Daniel Ho chronology
| Between the Sky & Prairie (2017) | Electric Island, Acoustic Sea (2017) |  |

= Electric Island, Acoustic Sea =

Electric Island, Acoustic Sea is a collaborative studio album by Grammy Award-winning musicians Tak Matsumoto (Japanese guitarist of B'z fame) and Daniel Ho (American multi-instrumentalist).

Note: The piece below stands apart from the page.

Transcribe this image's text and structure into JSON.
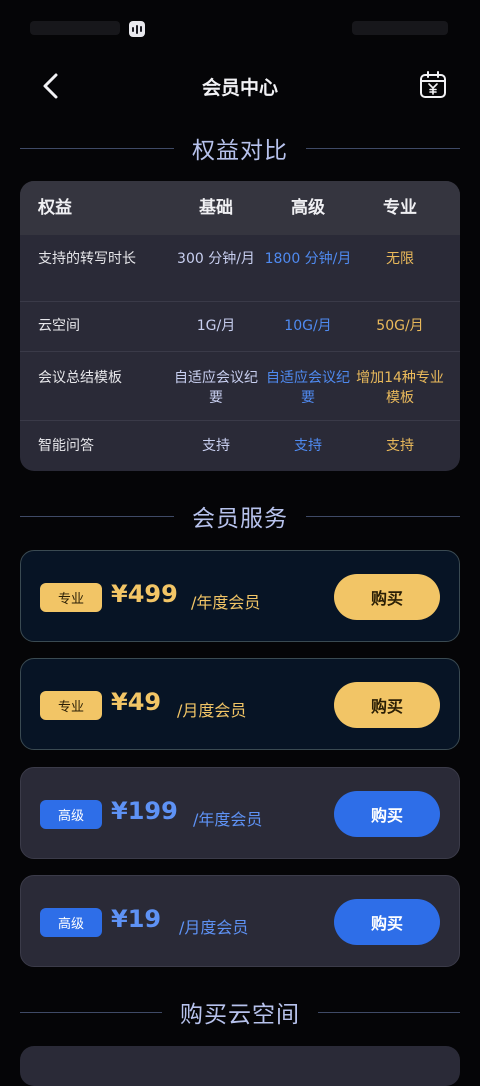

The album debuted at #7 on the Oricon weekly album chart and at #6 on the Billboard Japan album chart. "Island of Peace" and "Rain" are re-recordings of songs previously released in Matsumoto's 2014 solo album New Horizon.

== Track listing ==

| No. | Title | Music | Length |
|---|---|---|---|
| 1. | "Soaring on Dreams" | Daniel Ho | 5:31 |
| 2. | "Fujiyama Highway" | Tak Matsumoto | 4:08 |
| 3. | "Magokoro (True Heart)" | Ho | 5:01 |
| 4. | "Infinite Escapade" | Ho | 4:45 |
| 5. | "Faithfully" (Journey cover; lyrics by Jonathan Cain) | Jonathan Cain | 3:28 |
| 6. | "Sunny Tuesday" | Matsumoto | 3:29 |
| 7. | "Wander Blues" | Matsumoto | 3:46 |
| 8. | "Adrenaline UP!" | Matsumoto, Ho | 4:00 |
| 9. | "Omotesando" | Matsumoto | 4:45 |
| 10. | "Island of Peace" | Matsumoto | 5:19 |
| 11. | "Rain" | Matsumoto | 5:40 |
| 12. | "Lia" | Ho | 4:05 |
| Total length: |  |  | 53:57 |

== Personnel ==
- Tak Matsumoto – electric guitar, arrangement on tracks 2, 6–11
- Daniel Ho – vocals on "Faithfully"; 12-string guitar on "Soaring on Dreams"; rhythm guitar on "Soaring on Dreams" and "Magokoro (True Heart)"; acoustic guitar on tracks 5, 8, 7, 9 and 12; bass on tracks 1, 4, 5 and 6; sanshin on "Fujiyama Highway"; Ukulele on "Fujiyama Highway" and "Sunny Tuesday"; tenor & soprano ukulele on "Island of Peace"; piano on tracks 1, 3, 4, 10 and 11; keyboard on tracks 1, 3 and 4; electric piano on "Omotesando"; triangle on "Infinite Escapade"; cymbal on "Infinite Escapade"; udu on "Sunny Tuesday" and "Rain"; uriuri on "Sunny Tuesday"; ipu heke on tracks 6, 10 and 11; shaker on "Sunny Tuesday" and "Rain"; Chinese cymbal on "Adrenaline UP!"; caxixi on "Island of Peace"; cha-cha on "Island of Peace" and "Rain"; talking drum, bongos, China cymbal and wood rattle on "Island of Peace"; arrangement on tracks 1, 3, 4, 5, 6, 8, 10–12

=== Session members ===
- Steve Billman – bass on tracks 2–7 and 9, fretless bass on "Magokoro (True Heart)"
- Barry Sparks – bass on "Rain"
- David Enos – wood bass on "Island of Peace"
- Randy Drake – drums on tracks 1–4 and 6–9; taiko on tracks 2, 7, 8 and 11; agogô on "Fujiyama Highway"; güiro and tambourine on "Fujiyama Highway"
- Hiroko Ishikawa with Lime Ladies Orchestra – strings on "Island of Peace"
- Dana Xue – cello on "Magokoro (True Heart)" and "Adrenaline UP!"